Motley has a 4.2 GPA and she has praised the teachers who have helped her excel.
“When you have great teachers who understand that you really are a dedicated student, they work with you and it really helps to have patient and understanding teachers,” she said. “Communication with my teachers has really taken me far, and it creates balance with everything I do.”
In addition to attending school, she is involved in a wide variety of activities at Jeffersonville High School. She runs on the track and was involved in the creation of a union of black students at the school, which is now called “Pour la culture”.
She is a student ambassador and participates in the business and entrepreneurship program of the college and professional academies of the school. She participates in student council and she is involved as a producer on WJHI, the student-run radio/television station at Jeffersonville High School.
Outside of school, she is involved with the Muhammad Ali Center Council of Students and serves as president of the National Youth and College Association for the Advancement of Colored People (NAACP) local chapter in Jeffersonville/ Clark County. She also works as a peer educator at Planned Parenthood.
She has been involved for several years with the Black Achievers program at the Chestnut Street YMCA in Louisville, and she served on the program’s youth senate to represent the organization. Motley loves to sing and she is active with her church.

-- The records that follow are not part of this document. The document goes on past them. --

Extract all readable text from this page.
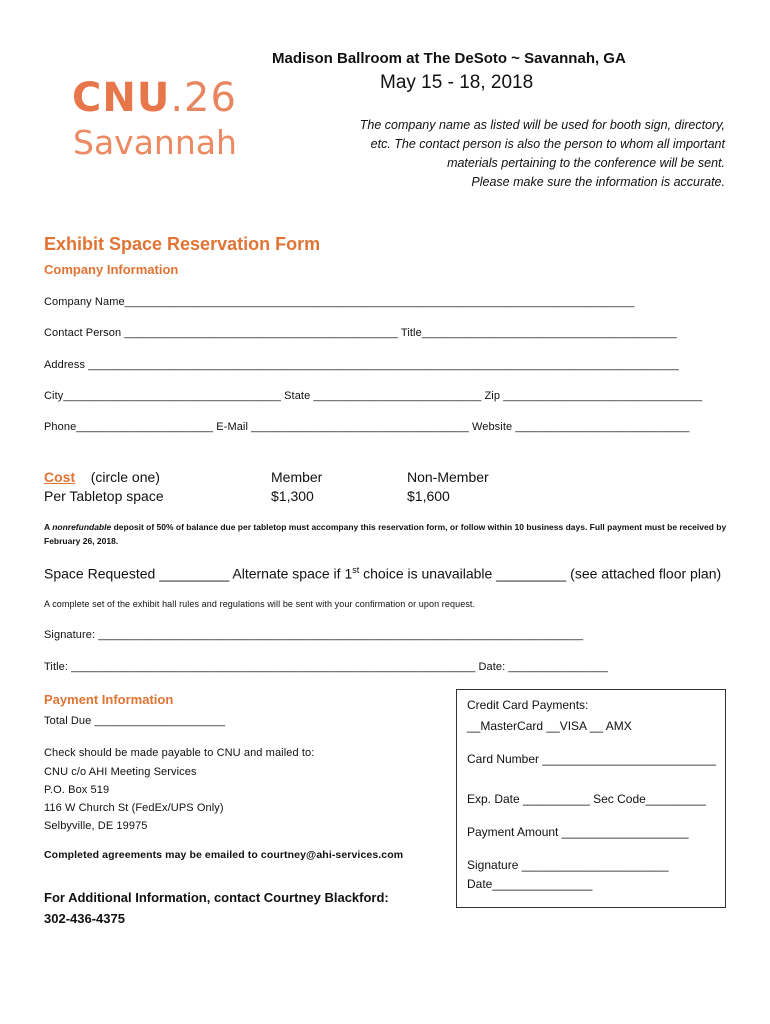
CNU.26
Savannah
Madison Ballroom at The DeSoto ~ Savannah, GA
May 15 - 18, 2018
The company name as listed will be used for booth sign, directory,
etc. The contact person is also the person to whom all important
materials pertaining to the conference will be sent.
Please make sure the information is accurate.
Exhibit Space Reservation Form
Company Information
Company Name__________________________________________________________________________________
Contact Person ____________________________________________ Title_________________________________________
Address _______________________________________________________________________________________________
City___________________________________ State ___________________________ Zip ________________________________
Phone______________________ E-Mail ___________________________________ Website ____________________________
Cost (circle one)
Per Tabletop space
Member
$1,300
Non-Member
$1,600
A nonrefundable deposit of 50% of balance due per tabletop must accompany this reservation form, or follow within 10 business days. Full payment must be received by
February 26, 2018.
Space Requested _________ Alternate space if 1st choice is unavailable _________ (see attached floor plan)
A complete set of the exhibit hall rules and regulations will be sent with your confirmation or upon request.
Signature: ______________________________________________________________________________
Title: _________________________________________________________________ Date: ________________
Payment Information
Total Due _____________________
Check should be made payable to CNU and mailed to:
CNU c/o AHI Meeting Services
P.O. Box 519
116 W Church St (FedEx/UPS Only)
Selbyville, DE 19975
Completed agreements may be emailed to courtney@ahi-services.com
For Additional Information, contact Courtney Blackford:
302-436-4375
Credit Card Payments:
__MasterCard __VISA __ AMX
Card Number __________________________
Exp. Date __________ Sec Code_________
Payment Amount ___________________
Signature ______________________
Date_______________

She also works as an aide for an assisted living facility in Jeffersonville. She started working there when COVID-19 hit in 2020 so she could spend time with her father, who resides at the facility.

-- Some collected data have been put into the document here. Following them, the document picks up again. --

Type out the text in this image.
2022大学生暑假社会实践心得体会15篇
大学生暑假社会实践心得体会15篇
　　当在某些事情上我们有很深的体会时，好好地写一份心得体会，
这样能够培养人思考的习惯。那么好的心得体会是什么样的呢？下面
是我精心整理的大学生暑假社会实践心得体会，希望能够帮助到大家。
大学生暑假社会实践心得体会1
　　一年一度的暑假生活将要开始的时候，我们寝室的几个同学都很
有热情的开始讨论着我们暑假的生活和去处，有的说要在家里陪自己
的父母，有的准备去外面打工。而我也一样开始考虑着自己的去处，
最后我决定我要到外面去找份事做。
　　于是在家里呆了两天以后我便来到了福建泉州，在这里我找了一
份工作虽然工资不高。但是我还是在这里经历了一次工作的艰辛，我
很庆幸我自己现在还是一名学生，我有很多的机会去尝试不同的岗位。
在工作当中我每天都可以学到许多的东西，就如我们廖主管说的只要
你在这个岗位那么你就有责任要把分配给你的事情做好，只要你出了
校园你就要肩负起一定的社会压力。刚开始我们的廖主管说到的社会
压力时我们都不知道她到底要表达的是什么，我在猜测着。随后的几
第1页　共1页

DeVonne Sorel, senior director of youth success at the YMCA of Greater Louisville, said Motley’s recognition was “well deserved” and she described her as a “dynamic young woman.” Sorel runs the Black Achievers program.
“She’s a pleasure to work with, and whenever we ask her to use her talents, she doesn’t hesitate,” Sorel said.

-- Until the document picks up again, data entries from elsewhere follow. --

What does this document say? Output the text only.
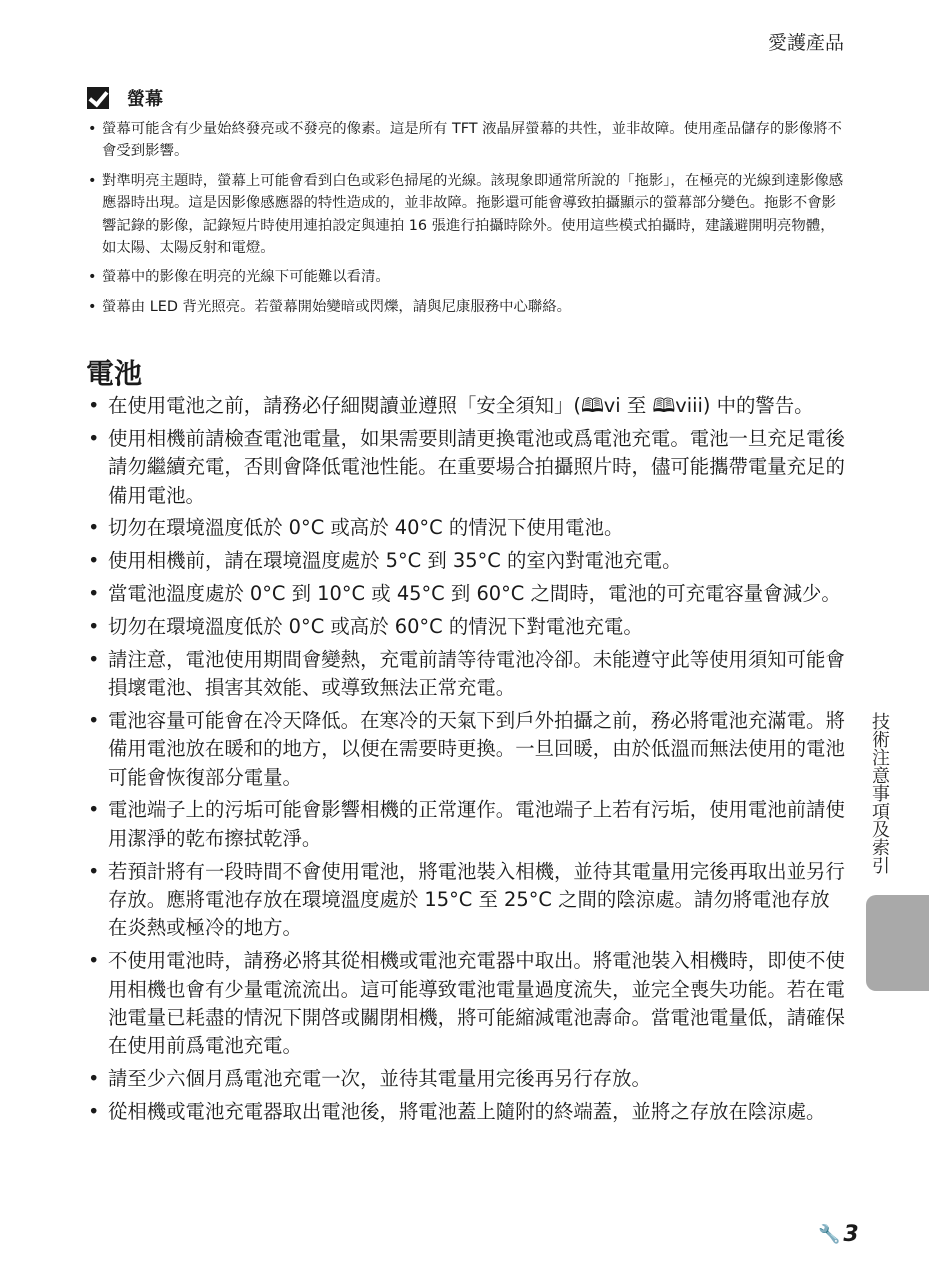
愛護產品
螢幕
• 螢幕可能含有少量始終發亮或不發亮的像素。這是所有 TFT 液晶屏螢幕的共性，並非故障。使用產品儲存的影像將不會受到影響。
• 對準明亮主題時，螢幕上可能會看到白色或彩色掃尾的光線。該現象即通常所說的「拖影」，在極亮的光線到達影像感應器時出現。這是因影像感應器的特性造成的，並非故障。拖影還可能會導致拍攝顯示的螢幕部分變色。拖影不會影響記錄的影像，記錄短片時使用連拍設定與連拍 16 張進行拍攝時除外。使用這些模式拍攝時，建議避開明亮物體，如太陽、太陽反射和電燈。
• 螢幕中的影像在明亮的光線下可能難以看清。
• 螢幕由 LED 背光照亮。若螢幕開始變暗或閃爍，請與尼康服務中心聯絡。
電池
• 在使用電池之前，請務必仔細閱讀並遵照「安全須知」(🕮vi 至 🕮viii) 中的警告。
• 使用相機前請檢查電池電量，如果需要則請更換電池或爲電池充電。電池一旦充足電後請勿繼續充電，否則會降低電池性能。在重要場合拍攝照片時，儘可能攜帶電量充足的備用電池。
• 切勿在環境溫度低於 0°C 或高於 40°C 的情況下使用電池。
• 使用相機前，請在環境溫度處於 5°C 到 35°C 的室內對電池充電。
• 當電池溫度處於 0°C 到 10°C 或 45°C 到 60°C 之間時，電池的可充電容量會減少。
• 切勿在環境溫度低於 0°C 或高於 60°C 的情況下對電池充電。
• 請注意，電池使用期間會變熱，充電前請等待電池冷卻。未能遵守此等使用須知可能會損壞電池、損害其效能、或導致無法正常充電。
• 電池容量可能會在冷天降低。在寒冷的天氣下到戶外拍攝之前，務必將電池充滿電。將備用電池放在暖和的地方，以便在需要時更換。一旦回暖，由於低溫而無法使用的電池可能會恢復部分電量。
• 電池端子上的污垢可能會影響相機的正常運作。電池端子上若有污垢，使用電池前請使用潔淨的乾布擦拭乾淨。
• 若預計將有一段時間不會使用電池，將電池裝入相機，並待其電量用完後再取出並另行存放。應將電池存放在環境溫度處於 15°C 至 25°C 之間的陰涼處。請勿將電池存放在炎熱或極冷的地方。
• 不使用電池時，請務必將其從相機或電池充電器中取出。將電池裝入相機時，即使不使用相機也會有少量電流流出。這可能導致電池電量過度流失，並完全喪失功能。若在電池電量已耗盡的情況下開啓或關閉相機，將可能縮減電池壽命。當電池電量低，請確保在使用前爲電池充電。
• 請至少六個月爲電池充電一次，並待其電量用完後再另行存放。
• 從相機或電池充電器取出電池後，將電池蓋上隨附的終端蓋，並將之存放在陰涼處。
技術注意事項及索引
🔧 3
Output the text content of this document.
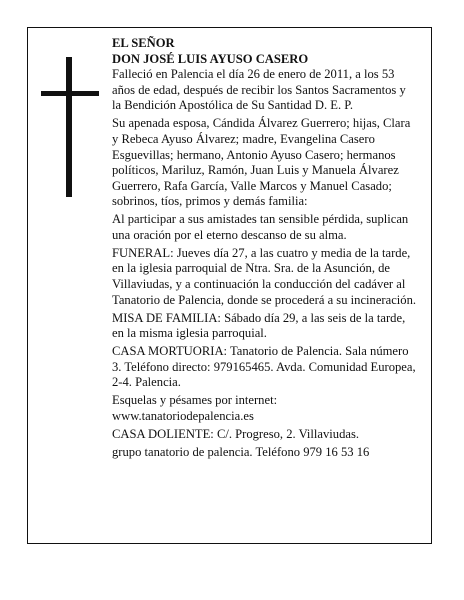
EL SEÑOR
DON JOSÉ LUIS AYUSO CASERO

Falleció en Palencia el día 26 de enero de 2011, a los 53 años de edad, después de recibir los Santos Sacramentos y la Bendición Apostólica de Su Santidad D. E. P.

Su apenada esposa, Cándida Álvarez Guerrero; hijas, Clara y Rebeca Ayuso Álvarez; madre, Evangelina Casero Esguevillas; hermano, Antonio Ayuso Casero; hermanos políticos, Mariluz, Ramón, Juan Luis y Manuela Álvarez Guerrero, Rafa García, Valle Marcos y Manuel Casado; sobrinos, tíos, primos y demás familia:

Al participar a sus amistades tan sensible pérdida, suplican una oración por el eterno descanso de su alma.

FUNERAL: Jueves día 27, a las cuatro y media de la tarde, en la iglesia parroquial de Ntra. Sra. de la Asunción, de Villaviudas, y a continuación la conducción del cadáver al Tanatorio de Palencia, donde se procederá a su incineración.

MISA DE FAMILIA: Sábado día 29, a las seis de la tarde, en la misma iglesia parroquial.

CASA MORTUORIA: Tanatorio de Palencia. Sala número 3. Teléfono directo: 979165465. Avda. Comunidad Europea, 2-4. Palencia.

Esquelas y pésames por internet:
www.tanatoriodepalencia.es

CASA DOLIENTE: C/. Progreso, 2. Villaviudas.

grupo tanatorio de palencia. Teléfono 979 16 53 16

Motley said she thanked God for giving her a “heart of service” and she thanks her family, who showed how to serve and help others.
“I have a family of service-hearted people who have been very dedicated to the goal of ‘if I see a problem, what part can I have in helping solve it,'” she said. declared.
In 2020, Motley believes it was the first time she realized what she was capable of doing for her community as the country grappled with the pandemic and protests against racial injustice. That summer, she worked with the NAACP and coordinated with the city and police department to organize a racial justice rally at Big Four Station in Jeffersonville.
“2020 was a year where you could really find yourself with all that time on your mind, and also all that was going on with the Black Lives Matter protests and the murder of Breonna Taylor and George Floyd,” she said. declared.
After graduating from high school, Motley’s plan is to attend Illinois State University or Washington University in St. Louis to study communication, education, and political science.
She’s not sure what she wants to do after college, but she dreams of careers as a radio host and African studies teacher. She is excited to “see what doors open” in her future.
Motley said she wanted to send the message about the importance of people putting their mental health first and that “everyone has a purpose on this Earth.” She also encourages people to “always do their best.”
“Never sleep on your version of what you do best,” she said. “Your best can take you places you never expected.”
It also aims to help people “not fear the black word” and “take the time to learn about and recognize black culture and contributions” to the country, she said.
Motley has a busy schedule between school and his other work in the community. It can get tiring, she says, but “when you enjoy doing something, it never feels like a burden.”
“When you love what you do, it doesn’t sound like much,” she said. “I don’t realize how much I’m saying yes until I say it out loud or put it on my resume. It looks like my week.